(I am not a native english speaker so bear with me).

It was July. I have just turned 18 and was at a music festival. I drank a beer and felt the need to go to the bathroom to pee. After that, I started panicking because I felt like I was going to pee myself if I wondered too far from the bathroom. Phone signal was nonexistent so I couldn’t reach my friends and if I would have gone too far from the toilets, anxiety would hit like a truck. So there I was crying and panicking until I found a friend. That was the first sign. I remember going to the festival medical services and the lady there asking me if I was pregnant. I was like “no way, impossible, I just catched a cold”; in my head that was the truth, there was no way I could have been pregnant; I mean I was just at my second sexual partner; in a stable relationship, I used condoms and on top of that I knew more than the basics of sexual education as my class profile in school was biology.

The story is long because I didn’t consider being pregnant an option. I thought I had cystitis… the gynecologist thought I had cystitis or a cyst. I took contraceptive for a while for my “cyst problem”. This went on for like a month, in which I wore adult pampers and took contraceptive which made me sick as hell.

On the 10th of august I planned to go to the seaside with my friends but had a gynecologist visit the day before. I went in with my mom.

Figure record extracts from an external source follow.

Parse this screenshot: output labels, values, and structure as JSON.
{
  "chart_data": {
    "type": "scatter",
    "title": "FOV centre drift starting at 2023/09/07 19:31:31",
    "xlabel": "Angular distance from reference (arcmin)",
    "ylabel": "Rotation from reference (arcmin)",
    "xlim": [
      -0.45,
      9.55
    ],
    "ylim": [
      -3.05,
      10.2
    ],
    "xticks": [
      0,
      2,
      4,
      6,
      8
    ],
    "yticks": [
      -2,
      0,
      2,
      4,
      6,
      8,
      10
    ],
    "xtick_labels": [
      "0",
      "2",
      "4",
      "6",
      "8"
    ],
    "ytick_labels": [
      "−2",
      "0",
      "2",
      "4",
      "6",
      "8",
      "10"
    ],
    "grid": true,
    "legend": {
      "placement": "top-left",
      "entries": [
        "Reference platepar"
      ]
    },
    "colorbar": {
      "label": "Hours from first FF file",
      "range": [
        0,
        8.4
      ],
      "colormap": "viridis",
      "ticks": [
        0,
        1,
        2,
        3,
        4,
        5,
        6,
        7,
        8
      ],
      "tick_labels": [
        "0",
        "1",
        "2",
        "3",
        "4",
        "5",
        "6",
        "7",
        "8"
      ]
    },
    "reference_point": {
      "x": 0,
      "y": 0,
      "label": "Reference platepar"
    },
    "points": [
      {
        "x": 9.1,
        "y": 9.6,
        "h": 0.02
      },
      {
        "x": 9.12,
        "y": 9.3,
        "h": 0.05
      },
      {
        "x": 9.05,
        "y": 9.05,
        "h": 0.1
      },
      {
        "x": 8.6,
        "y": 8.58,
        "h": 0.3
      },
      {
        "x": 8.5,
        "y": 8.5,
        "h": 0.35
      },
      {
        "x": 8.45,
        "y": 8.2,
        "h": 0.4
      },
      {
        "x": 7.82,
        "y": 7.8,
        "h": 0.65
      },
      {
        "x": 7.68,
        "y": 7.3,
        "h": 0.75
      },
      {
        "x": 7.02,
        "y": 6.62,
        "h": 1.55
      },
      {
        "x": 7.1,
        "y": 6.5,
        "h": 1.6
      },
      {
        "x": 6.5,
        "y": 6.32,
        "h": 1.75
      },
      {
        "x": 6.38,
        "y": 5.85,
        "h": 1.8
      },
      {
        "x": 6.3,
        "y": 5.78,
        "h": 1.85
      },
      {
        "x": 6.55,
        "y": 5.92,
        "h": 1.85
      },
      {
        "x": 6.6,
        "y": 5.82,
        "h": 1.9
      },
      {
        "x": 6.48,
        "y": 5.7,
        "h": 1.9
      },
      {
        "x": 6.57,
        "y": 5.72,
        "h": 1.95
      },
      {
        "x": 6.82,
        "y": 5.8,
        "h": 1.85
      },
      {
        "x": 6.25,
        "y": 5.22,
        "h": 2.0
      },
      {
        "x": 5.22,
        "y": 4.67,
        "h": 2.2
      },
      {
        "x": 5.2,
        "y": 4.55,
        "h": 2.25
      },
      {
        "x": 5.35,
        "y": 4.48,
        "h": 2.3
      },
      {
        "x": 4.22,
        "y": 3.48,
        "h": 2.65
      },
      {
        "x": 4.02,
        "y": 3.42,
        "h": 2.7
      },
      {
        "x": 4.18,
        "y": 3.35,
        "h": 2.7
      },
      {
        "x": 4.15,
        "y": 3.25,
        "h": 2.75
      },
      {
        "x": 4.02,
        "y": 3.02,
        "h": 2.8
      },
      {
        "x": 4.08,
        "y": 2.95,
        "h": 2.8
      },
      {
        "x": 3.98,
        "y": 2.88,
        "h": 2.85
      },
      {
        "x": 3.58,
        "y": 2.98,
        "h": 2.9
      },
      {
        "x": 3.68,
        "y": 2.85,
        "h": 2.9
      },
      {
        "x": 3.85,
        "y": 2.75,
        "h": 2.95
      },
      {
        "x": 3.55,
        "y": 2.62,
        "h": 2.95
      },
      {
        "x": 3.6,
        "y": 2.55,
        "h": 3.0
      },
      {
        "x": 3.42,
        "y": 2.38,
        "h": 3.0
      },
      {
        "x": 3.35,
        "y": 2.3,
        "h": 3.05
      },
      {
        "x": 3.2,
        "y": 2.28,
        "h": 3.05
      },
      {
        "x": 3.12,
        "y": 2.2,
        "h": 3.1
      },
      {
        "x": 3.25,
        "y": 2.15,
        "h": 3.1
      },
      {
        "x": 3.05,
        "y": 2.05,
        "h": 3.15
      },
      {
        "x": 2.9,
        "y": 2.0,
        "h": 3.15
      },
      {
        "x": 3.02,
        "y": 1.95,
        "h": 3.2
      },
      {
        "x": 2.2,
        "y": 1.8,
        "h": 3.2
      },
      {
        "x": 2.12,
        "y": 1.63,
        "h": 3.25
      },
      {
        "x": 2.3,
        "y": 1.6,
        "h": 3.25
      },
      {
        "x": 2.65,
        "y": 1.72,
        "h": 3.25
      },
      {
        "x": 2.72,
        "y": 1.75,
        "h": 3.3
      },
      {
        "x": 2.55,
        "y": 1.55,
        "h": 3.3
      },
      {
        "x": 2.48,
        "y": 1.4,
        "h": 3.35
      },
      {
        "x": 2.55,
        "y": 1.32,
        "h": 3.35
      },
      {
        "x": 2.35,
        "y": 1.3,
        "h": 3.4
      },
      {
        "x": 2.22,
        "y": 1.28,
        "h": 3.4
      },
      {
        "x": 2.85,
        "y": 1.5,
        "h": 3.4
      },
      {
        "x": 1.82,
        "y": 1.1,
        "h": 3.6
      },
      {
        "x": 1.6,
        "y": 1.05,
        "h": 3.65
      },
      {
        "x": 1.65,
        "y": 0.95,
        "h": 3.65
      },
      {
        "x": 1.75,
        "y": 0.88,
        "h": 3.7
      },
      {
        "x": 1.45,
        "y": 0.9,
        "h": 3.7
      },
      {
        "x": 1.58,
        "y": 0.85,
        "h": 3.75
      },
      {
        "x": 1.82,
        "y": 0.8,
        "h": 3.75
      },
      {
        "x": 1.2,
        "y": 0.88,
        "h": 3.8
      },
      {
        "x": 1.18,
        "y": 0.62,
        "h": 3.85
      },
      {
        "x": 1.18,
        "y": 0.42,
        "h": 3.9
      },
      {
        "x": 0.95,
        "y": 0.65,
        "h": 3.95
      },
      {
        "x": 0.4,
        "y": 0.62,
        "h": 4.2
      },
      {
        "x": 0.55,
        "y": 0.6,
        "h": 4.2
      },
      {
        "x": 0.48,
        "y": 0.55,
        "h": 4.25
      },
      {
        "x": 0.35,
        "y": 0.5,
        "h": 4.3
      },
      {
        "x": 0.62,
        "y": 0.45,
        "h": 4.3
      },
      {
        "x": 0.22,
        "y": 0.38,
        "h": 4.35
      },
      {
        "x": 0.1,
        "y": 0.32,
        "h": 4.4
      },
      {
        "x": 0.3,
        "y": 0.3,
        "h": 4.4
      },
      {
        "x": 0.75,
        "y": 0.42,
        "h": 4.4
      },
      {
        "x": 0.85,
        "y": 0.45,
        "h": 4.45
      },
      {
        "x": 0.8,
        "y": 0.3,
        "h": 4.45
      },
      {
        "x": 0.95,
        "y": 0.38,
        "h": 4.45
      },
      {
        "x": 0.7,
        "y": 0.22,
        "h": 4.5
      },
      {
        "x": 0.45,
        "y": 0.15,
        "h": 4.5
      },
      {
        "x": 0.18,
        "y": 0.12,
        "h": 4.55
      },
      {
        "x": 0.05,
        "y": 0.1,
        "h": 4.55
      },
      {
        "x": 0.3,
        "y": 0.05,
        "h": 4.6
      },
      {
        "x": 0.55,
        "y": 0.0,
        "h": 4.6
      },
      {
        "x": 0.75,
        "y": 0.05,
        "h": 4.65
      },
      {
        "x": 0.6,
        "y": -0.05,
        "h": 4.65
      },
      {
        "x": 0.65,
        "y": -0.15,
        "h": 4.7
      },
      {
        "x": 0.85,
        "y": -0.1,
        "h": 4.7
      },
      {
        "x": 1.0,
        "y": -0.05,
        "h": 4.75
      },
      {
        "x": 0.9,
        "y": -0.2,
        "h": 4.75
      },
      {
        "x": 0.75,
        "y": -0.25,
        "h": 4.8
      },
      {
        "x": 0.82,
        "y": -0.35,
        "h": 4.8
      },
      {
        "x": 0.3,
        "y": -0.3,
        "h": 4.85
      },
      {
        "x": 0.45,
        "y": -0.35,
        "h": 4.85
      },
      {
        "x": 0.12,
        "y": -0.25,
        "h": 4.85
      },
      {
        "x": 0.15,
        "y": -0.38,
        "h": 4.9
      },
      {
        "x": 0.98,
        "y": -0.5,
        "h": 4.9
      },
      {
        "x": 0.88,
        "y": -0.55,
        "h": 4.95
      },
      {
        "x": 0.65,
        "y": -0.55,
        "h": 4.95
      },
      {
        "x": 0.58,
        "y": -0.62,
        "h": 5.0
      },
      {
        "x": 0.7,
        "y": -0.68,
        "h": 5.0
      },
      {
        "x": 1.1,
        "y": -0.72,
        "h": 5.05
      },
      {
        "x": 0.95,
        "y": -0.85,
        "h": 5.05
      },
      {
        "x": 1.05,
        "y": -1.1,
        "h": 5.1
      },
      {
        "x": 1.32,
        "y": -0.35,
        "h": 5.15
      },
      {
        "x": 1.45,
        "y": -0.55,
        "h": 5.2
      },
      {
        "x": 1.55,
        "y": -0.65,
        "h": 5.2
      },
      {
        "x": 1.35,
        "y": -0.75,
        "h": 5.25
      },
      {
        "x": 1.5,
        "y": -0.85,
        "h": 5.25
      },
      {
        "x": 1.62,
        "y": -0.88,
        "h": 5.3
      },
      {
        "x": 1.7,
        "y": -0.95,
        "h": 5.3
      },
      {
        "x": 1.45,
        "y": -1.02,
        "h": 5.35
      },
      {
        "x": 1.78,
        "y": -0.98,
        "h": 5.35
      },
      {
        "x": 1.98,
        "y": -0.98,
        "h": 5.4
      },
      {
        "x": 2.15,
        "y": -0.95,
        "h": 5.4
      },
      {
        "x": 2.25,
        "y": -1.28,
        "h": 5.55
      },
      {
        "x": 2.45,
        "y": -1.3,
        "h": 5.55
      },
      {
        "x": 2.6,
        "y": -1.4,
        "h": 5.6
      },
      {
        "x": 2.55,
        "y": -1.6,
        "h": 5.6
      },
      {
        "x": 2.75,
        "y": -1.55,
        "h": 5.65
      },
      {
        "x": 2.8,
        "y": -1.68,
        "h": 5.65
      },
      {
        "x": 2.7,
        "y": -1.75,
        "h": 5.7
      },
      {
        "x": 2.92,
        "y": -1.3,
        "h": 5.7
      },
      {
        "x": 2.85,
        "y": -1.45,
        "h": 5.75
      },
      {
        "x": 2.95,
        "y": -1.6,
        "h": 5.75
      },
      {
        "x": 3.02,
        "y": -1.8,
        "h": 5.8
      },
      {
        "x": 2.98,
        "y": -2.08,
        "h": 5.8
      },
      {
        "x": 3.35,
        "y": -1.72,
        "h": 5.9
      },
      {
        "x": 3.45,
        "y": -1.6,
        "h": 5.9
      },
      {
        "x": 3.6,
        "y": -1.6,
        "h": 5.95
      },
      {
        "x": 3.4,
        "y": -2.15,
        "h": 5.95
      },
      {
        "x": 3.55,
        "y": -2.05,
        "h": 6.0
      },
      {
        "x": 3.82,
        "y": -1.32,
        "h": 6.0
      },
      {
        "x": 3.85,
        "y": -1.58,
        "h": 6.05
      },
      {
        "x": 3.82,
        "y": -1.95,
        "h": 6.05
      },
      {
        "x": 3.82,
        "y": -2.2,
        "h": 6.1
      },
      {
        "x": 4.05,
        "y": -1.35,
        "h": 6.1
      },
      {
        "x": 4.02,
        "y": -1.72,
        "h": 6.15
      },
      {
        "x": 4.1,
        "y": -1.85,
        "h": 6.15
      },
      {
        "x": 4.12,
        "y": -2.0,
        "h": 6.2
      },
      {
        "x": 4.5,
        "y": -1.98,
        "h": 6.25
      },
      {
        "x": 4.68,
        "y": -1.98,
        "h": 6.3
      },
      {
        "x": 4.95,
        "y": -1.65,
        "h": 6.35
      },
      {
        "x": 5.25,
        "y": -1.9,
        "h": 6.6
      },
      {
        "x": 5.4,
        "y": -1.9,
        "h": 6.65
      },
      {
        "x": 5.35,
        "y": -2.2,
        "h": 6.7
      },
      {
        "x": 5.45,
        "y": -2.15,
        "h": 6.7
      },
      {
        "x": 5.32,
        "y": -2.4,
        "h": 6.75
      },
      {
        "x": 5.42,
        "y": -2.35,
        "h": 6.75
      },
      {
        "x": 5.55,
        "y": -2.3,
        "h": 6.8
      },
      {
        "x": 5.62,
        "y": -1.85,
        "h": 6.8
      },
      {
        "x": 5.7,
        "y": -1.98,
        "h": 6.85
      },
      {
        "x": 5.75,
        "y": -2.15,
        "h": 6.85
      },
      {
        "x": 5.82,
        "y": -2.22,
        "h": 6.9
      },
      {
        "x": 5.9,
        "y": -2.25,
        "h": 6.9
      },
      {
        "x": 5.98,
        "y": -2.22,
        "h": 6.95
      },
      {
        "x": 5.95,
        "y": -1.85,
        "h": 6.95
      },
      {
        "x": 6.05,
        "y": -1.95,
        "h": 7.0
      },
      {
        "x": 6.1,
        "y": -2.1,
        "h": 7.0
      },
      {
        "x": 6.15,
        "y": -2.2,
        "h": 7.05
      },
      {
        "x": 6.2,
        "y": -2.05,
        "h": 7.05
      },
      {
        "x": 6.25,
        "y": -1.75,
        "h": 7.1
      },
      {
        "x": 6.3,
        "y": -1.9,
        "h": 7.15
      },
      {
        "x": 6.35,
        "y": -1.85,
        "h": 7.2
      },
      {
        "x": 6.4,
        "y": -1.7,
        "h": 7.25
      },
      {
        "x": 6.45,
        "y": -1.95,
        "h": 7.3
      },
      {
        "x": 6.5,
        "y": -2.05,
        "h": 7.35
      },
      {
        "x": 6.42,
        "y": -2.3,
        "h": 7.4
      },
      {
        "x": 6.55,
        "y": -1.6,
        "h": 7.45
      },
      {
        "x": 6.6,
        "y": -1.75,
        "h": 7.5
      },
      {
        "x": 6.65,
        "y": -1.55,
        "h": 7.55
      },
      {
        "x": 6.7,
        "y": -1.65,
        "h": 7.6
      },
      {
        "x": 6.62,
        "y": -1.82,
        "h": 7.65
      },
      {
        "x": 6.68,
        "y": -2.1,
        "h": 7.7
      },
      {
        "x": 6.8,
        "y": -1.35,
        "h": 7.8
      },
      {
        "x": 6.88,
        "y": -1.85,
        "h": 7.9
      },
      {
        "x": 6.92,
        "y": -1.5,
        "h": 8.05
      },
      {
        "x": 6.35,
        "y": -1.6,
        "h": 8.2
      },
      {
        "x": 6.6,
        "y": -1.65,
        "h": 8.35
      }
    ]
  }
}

The doctor asked if i stopped taking the contraceptive    – I answered yes. He asked if i had got my period    – I answered no.

He froze looked at me and went: “well dear god girl; aren’t you pregnant?”; I froze as well. We went to another room and he did an x-ray exam… and there it was: the little dot. It was about 11 o’clock and we were at the public hospital.

The doctor also had a private clinic. We made an appointment for 5 o’clock. I went home and watched the hours pass until 5. I was so shocked and afraid and ashamed. The pregnancy was too advanced for pills. The doctor had to perform a surgical abortion.

The messed up part was that I had to keep it a secret. My folks are divorced and although my mom was supportive she was afraid of my father finding out so I kept quiet. 1. We went at 5 o’clock to the clinic because that’s when the clinic “closed”. That way no one could see us going in (I live in a small town). 2. I could not tell anyone except my, at that time, boyfriend. 3. My friends went to the seaside and did not understand why I stayed at home for just “a cold”. 4. I did not see a therapist.

Although I do not regret it because that was clearly not the time to have a baby; I think I would have healed better if I knew what I believe now. I love children and I suffered greatly; and not because I thought of myself as a murderer of some sort but because I would have loved to have kids in the right context. A part of me was taken and I had very little people to share that with because of stigma.

And yes, the shame was real and I still remember how it felt although it’s been 6 years. I felt dirty which right now makes me wanna go back in time and hug the little self critical 18 years old me.

I’m trying to accept and share my story. It still hurts sometimes tho but I guess that’s normal.